As a young man, I often heard older people talking about their declining bodies and failing health. I grew weary of hearing them tell how their strength had diminished and how their aches and pains had increased. They insisted that they used to be able to eat anything they wanted without ill effect, but now practically every food gave them indigestion. Whereas they once had the ability to sleep soundly under any conditions, now any unusual circumstance would keep them lying awake long into the night.
I was convinced all of this was just idle grumbling. But then I hit my mid-30s and began to notice I wasn’t recovering from activity as quickly as I did before, that I was spending more and more nights staring at the ceiling wishing I was fast asleep. I hit 40 and found that some of my favorite foods didn’t sit well anymore. It was then that I realized I was not going to be the exception. I, too, was going to experience a long decline in my health and a long diminishment in my abilities. I, too, was going to have to increase my efforts in maintaining my health.
Any athlete fine-tunes his body and maintains his fitness through a rigorous training regimen. If he doesn’t, his abilities will decline and the competition will soon leave him far behind. Though you may not be an athlete, you are running the race of life. And as you run, you are dependent upon your body and responsible to care for it. If you are going to run to win, you need to guard your health.
Twice-Owned
In our last article, we encountered the concept of stewardship as it relates to money. Your money is owned by God and distributed to you as his representative. He calls you to faithfully steward it. As the owner, God has the right to your money, and as the steward, you hold the responsibility for your money. What is true of your finances is true of your body. Your body is also owned by God. In fact, if you are a Christian, your body is twice-owned by God.
God owns your body as its creator. He hand-crafted every bit of your DNA. David celebrates God’s good design in Psalm 139, where he says, “For you formed my inward parts; you knitted me together in my mother’s womb. I praise you, for I am fearfully and wonderfully made. Wonderful are your works; my soul knows it very well” (13-14). David’s body was actually God’s possession, carefully designed and deliberately assigned. The same is true for you—God owns your body because he created your body.

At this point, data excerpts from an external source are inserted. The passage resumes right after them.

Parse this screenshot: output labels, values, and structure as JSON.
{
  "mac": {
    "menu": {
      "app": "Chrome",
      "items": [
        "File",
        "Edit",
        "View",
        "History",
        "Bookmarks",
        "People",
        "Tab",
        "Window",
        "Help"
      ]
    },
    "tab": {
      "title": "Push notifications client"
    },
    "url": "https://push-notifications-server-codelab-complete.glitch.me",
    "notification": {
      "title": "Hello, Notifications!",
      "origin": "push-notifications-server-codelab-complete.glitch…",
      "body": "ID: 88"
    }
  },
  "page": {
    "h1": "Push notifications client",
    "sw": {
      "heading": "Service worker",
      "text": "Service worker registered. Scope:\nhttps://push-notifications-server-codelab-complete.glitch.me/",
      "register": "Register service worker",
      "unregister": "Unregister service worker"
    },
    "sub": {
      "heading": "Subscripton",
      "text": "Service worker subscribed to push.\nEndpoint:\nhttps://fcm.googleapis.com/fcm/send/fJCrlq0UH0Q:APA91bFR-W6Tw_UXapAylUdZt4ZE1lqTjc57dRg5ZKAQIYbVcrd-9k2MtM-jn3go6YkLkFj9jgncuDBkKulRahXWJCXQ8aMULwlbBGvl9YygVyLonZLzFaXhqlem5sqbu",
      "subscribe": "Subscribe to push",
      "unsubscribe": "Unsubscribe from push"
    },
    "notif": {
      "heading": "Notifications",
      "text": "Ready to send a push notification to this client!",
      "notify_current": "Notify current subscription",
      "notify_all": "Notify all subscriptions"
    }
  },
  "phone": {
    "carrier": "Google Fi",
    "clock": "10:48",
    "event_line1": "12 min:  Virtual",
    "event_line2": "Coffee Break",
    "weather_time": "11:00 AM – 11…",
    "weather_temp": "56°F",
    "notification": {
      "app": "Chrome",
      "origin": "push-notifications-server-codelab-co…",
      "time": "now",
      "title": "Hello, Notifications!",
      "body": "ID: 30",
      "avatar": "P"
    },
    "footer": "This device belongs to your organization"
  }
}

God also owns your body as its Savior. You had rebelled against God and sinfully claimed your body as your own. You decided to negate God’s claim over your body and to assert ownership of it yourself. But God drew you back from this treasonous rebellion, and as you accepted his offer of forgiveness and reconciliation, you ceded all your rights and restored proper ownership. In return, God actually took up residence within. So Paul asks, “Do you not know that your body is a temple of the Holy Spirit within you, whom you have from God? You are not your own, for you were bought with a price. So glorify God in your body” (1 Corinthians 6:19-20). This is why he can appeal to you and every other Christian “to present your bodies as a living sacrifice, holy and acceptable to God, which is your spiritual worship” (Romans 12:1). To present your body as a living sacrifice is to present everything you have and everything you are to his service, to place it all under his authority.
Your body is not your own. Your body is God’s, to be cared for as he demands, to be committed to his service.